The Future of the African BlogosphereTo those that don't know about the Digital Citizens Indaba, the first blogging conference in Africa, too bad, it is already over. Though I wasn't there - I didn't know about the conference until two days before its commencement! But not that it would have mattered because I doubt if I would have attended anyway. Well, the event is over, just as the controversy it generated before and during its commencement.
These questions have been lurking in my mind since the beginning of the conference:
I believe it's is safe to state that no immediate changes or impacts will be apparent. However, if the post-conference post by Mike Stopforth on his blog and the numerous synopses offered by Ethan, Ory, Mental acrobatics and the official conference blog are anything to go by, it appeared the conference did bring about the dawn of a new beginning for some: more eyes have been opened, and the newly sowed seeds of fresh ideas have started sprouting. Decent returns for a two-day conference it seems.
There are some things the conference wouldn't change in a hurry though. For instance, the impact of infrastructure lack, particularly irregular power supply in the continent will forever have a negative effect on blogging trend. I was privileged to view Ethan Zukerman's slides of his talk at the Indaba conference before their miraculous disappearance on his blog. One striking revelation I got from those slides is the paucity of blogs on Africa compared to other continents. But what should be expected from a 'dark continent' that has remained literally dark because of limited electricity supply?

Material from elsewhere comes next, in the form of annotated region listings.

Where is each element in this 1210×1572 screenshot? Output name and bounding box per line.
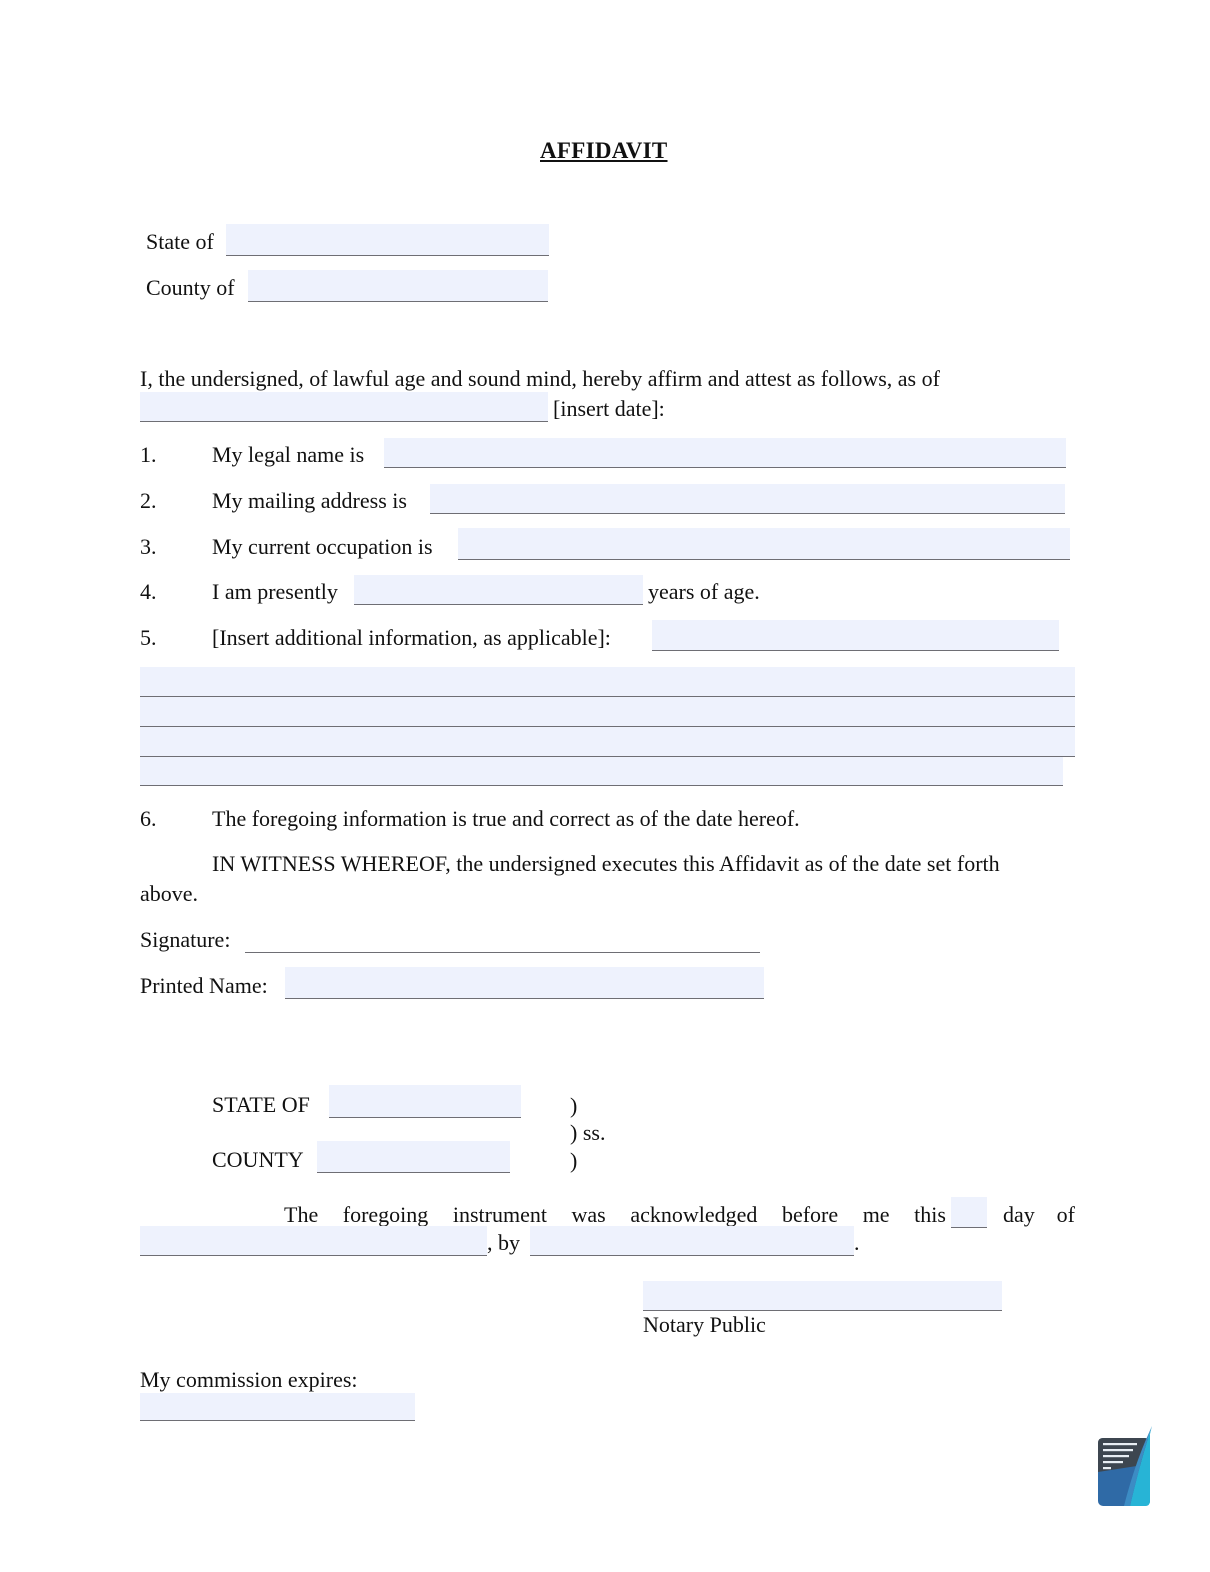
county-field[interactable]: [248, 270, 548, 302]
date-hint: [insert date]:: [553, 396, 665, 421]
notary-signature-field[interactable]: [643, 1281, 1002, 1311]
additional-info-field[interactable]: [652, 620, 1059, 651]
date-field[interactable]: [140, 392, 548, 422]
occupation-label: My current occupation is: [212, 534, 433, 559]
occupation-field[interactable]: [458, 528, 1070, 560]
ack-word: The: [284, 1202, 319, 1227]
logo-line: [1103, 1455, 1129, 1458]
logo-line: [1103, 1449, 1133, 1452]
state-field[interactable]: [226, 224, 549, 256]
day-field[interactable]: [951, 1197, 987, 1228]
ack-word: foregoing: [342, 1202, 429, 1227]
item-number: 1.: [140, 442, 157, 467]
signature-line[interactable]: [245, 930, 760, 953]
logo-line: [1103, 1443, 1137, 1446]
additional-line-3[interactable]: [140, 727, 1075, 757]
month-year-field[interactable]: [140, 1226, 487, 1256]
logo-line: [1103, 1467, 1111, 1470]
signature-label: Signature:: [140, 927, 231, 952]
additional-line-2[interactable]: [140, 697, 1075, 727]
ack-word: day: [1003, 1202, 1035, 1227]
mailing-address-label: My mailing address is: [212, 488, 407, 513]
sentence-period: .: [854, 1230, 860, 1255]
age-field[interactable]: [354, 575, 643, 605]
item-number: 2.: [140, 488, 157, 513]
logo-line: [1103, 1461, 1123, 1464]
document-feather-logo-icon: [1098, 1426, 1152, 1506]
paren-1: ): [570, 1093, 578, 1118]
ack-word: acknowledged: [630, 1202, 758, 1227]
mailing-address-field[interactable]: [430, 484, 1065, 514]
commission-expires-field[interactable]: [140, 1393, 415, 1421]
county-label: County of: [146, 275, 235, 300]
legal-name-label: My legal name is: [212, 442, 365, 467]
commission-label: My commission expires:: [140, 1367, 358, 1392]
age-suffix: years of age.: [648, 579, 760, 604]
acknowledgment-tail: day of: [1003, 1202, 1075, 1228]
notary-public-label: Notary Public: [643, 1312, 766, 1337]
acknowledged-by-field[interactable]: [530, 1226, 854, 1256]
item-number: 5.: [140, 625, 157, 650]
paren-3: ): [570, 1148, 578, 1173]
ack-word: me: [862, 1202, 890, 1227]
witness-text-line1: IN WITNESS WHEREOF, the undersigned exec…: [212, 851, 1000, 876]
notary-county-field[interactable]: [317, 1141, 510, 1173]
ack-word: of: [1056, 1202, 1075, 1227]
item-number: 6.: [140, 806, 157, 831]
additional-line-4[interactable]: [140, 757, 1063, 786]
printed-name-field[interactable]: [285, 967, 764, 999]
age-label: I am presently: [212, 579, 338, 604]
document-title: AFFIDAVIT: [540, 138, 668, 163]
witness-text-line2: above.: [140, 881, 199, 906]
legal-name-field[interactable]: [384, 438, 1066, 468]
attestation-statement: The foregoing information is true and co…: [212, 806, 800, 831]
notary-state-field[interactable]: [329, 1085, 521, 1118]
ack-word: this: [914, 1202, 946, 1227]
notary-county-label: COUNTY: [212, 1147, 304, 1172]
by-label: , by: [487, 1230, 520, 1255]
additional-info-label: [Insert additional information, as appli…: [212, 625, 611, 650]
intro-text: I, the undersigned, of lawful age and so…: [140, 366, 940, 391]
printed-name-label: Printed Name:: [140, 973, 268, 998]
item-number: 4.: [140, 579, 157, 604]
additional-line-1[interactable]: [140, 667, 1075, 697]
ack-word: before: [781, 1202, 839, 1227]
ack-word: was: [571, 1202, 606, 1227]
ss-marker: ) ss.: [570, 1120, 606, 1145]
notary-state-label: STATE OF: [212, 1092, 310, 1117]
state-label: State of: [146, 229, 214, 254]
ack-word: instrument: [452, 1202, 547, 1227]
item-number: 3.: [140, 534, 157, 559]
acknowledgment-text: The foregoing instrument was acknowledge…: [284, 1202, 946, 1228]
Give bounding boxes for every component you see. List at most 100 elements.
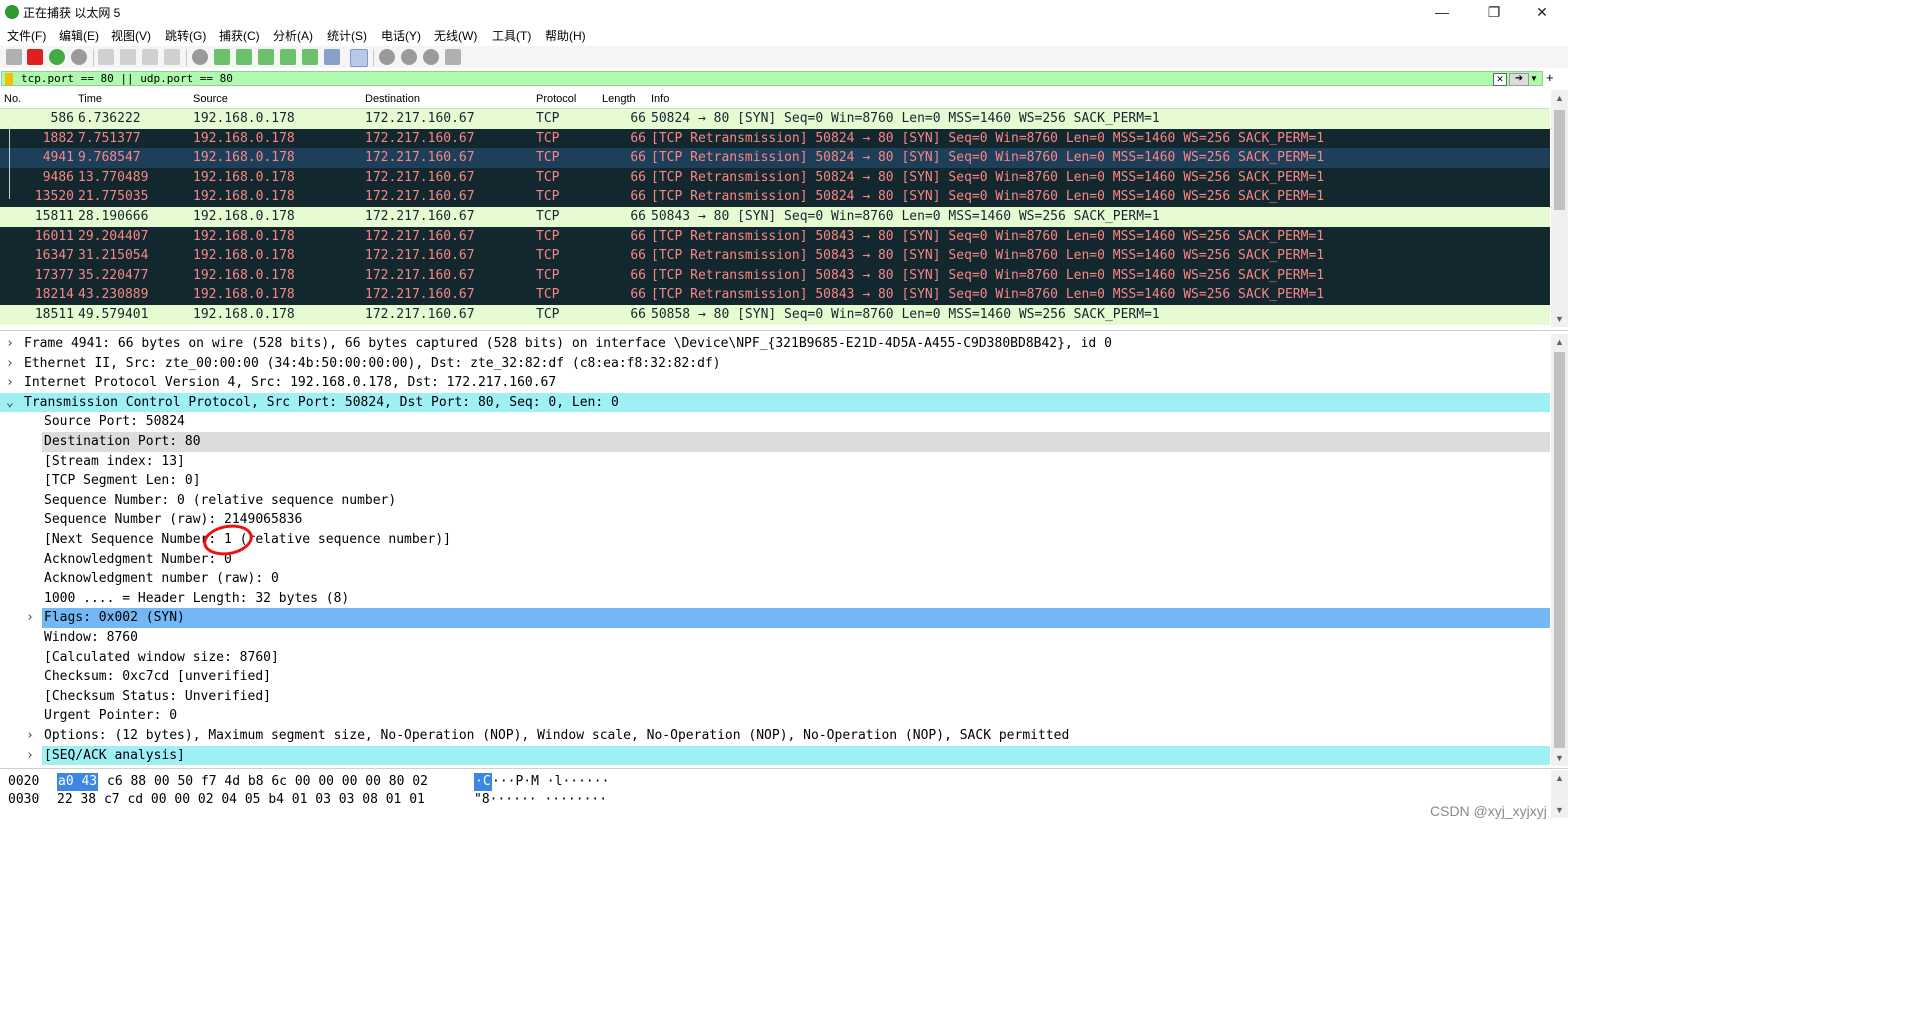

Back to the questions raised earlier. The future of African blogosphere looks promising. For example, the synergy and energy the East Africans have demonstrated has yielded tremendous payoffs. Aside from the sheer size of blogs from the sector, the development of the Swahili wikipedia shearheaded by Ndesanjo Macha - a blogger - is one huge achievement that has strengthened the eastern African blogosphere. And just as the Mzelendo project initiated by two East African bloggers - Kenya Pundit and The Thinkers' Room? Excellent example of journalistic activism by non- professionals.
As the East/South African blogosphere waxes stronger and works in greater unison, the reminder of the African blogosphere is largely fragmented and Diasporian - with the writers operating from offshore. But this shouldn't be seen as a disadvantage by any means; the overseas locale of these blogs does offer some clear but overlooked benefits.
Blogs located in the Diaspora can offer insights into the lives of African immigrants: the happenings, travails and events in many communities are hardly discussed on the blogosphere, or anywhere for that matter, and can ignite some interesting debates. Some good anchors for this are the various community newspapers and other media outlets in the Diaspora whose contents have remained grossly underutilized by both the African bloggers and the continental media outlets.
If you are wondering if there is any good in seeking out ways these various and divergent contents can be put to a better use; sure there is.
As the conversations diversify into these ignored areas, a more balanced perspective start to efface. The misinformation and sensational coverage Africa has suffered from media sectors who don't know any better may even start to reverse as newer perspectives become more common and 'linkable'. And who can best drive this initiative than African bloggers, particularly those in the Diaspora who have the opportunity to see the two sides of the coin?